Dua Pelaku Pengeroyokan Bersenjata Tajam di Tembus Mantuil Ditangkap

Ilustrasi pengeroyokan. Foto-Istimewa.

 SUARAMILENIAL.ID, BANJARMASIN — Unit Buru Sergap (Buser) Polsek Banjarmasin Selatan menangkap dua pria yang diduga melakukan pengeroyokan menggunakan senjata tajam di kawasan Jalan Tembus Mantuil, Kelurahan Basirih Selatan, Banjarmasin Selatan.

Kedua pelaku berinisial YL (32) dan S (27). Sementara korban berinisial SR (42), warga Banjarmasin Selatan.

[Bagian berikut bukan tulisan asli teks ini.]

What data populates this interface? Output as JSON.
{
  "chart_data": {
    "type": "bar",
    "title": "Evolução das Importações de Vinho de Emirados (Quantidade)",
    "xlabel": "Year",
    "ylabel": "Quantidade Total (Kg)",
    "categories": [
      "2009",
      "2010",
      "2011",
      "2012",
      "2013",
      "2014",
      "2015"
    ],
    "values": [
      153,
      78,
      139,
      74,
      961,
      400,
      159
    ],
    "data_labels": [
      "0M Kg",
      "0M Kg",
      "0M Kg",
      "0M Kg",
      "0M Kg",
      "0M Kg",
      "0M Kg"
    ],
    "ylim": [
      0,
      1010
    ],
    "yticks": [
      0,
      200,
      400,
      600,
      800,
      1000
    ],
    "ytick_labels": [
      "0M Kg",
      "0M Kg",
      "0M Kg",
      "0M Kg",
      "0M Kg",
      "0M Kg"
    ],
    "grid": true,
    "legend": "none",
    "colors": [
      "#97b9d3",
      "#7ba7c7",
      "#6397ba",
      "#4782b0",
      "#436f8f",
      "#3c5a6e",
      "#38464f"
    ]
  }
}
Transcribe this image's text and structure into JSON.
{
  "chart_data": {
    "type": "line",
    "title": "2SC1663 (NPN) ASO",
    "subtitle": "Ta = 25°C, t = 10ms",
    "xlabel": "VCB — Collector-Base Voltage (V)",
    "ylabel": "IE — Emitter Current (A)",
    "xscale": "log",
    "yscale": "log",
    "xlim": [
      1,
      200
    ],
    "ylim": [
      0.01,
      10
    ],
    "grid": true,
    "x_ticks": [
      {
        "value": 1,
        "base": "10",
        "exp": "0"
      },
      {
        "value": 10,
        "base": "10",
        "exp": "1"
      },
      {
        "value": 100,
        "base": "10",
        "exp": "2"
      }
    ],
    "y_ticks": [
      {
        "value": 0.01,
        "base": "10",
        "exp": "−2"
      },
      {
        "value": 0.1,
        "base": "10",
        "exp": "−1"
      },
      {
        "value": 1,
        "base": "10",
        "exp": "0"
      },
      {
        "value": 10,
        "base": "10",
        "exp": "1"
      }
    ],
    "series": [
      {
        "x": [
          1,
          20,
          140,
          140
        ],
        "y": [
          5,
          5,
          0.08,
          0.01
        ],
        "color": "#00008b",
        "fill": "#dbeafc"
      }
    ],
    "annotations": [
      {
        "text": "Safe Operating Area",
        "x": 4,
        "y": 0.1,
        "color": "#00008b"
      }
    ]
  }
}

Peristiwa itu terjadi pada Kamis (5/2/2026).

Kapolsek Banjarmasin Selatan Kompol Christugus Liren melalui Kanit Reskrim AKP Joko Sulistiyo Sriyono menjelaskan, insiden bermula dari pesta minuman keras di rumah seorang kerabat korban berinisial IK.

“Pelaku YL bersama korban dan seorang kerabatnya sedang mengonsumsi minuman keras sebanyak tiga botol di rumah IK,” ujar Joko, Rabu (11/2/2026).

Usai pesta miras, korban tiba-tiba marah kepada YL tanpa sebab yang jelas. Korban kemudian mengajak YL naik sepeda motor. Dalam perjalanan, YL mendengar bahwa dirinya akan dibawa ke kawasan Jalan Tol Lingkar Selatan.

Merasa terancam, YL melompat dari sepeda motor dan melarikan diri ke rumahnya. Setibanya di kampung, ia bertemu rekannya S dan menceritakan kejadian tersebut.

Keduanya kemudian sepakat mencari korban. YL mengambil sebilah parang dari rumahnya. Mereka sempat mencari korban di Jalan Tol Lingkar Selatan, namun tidak menemukannya.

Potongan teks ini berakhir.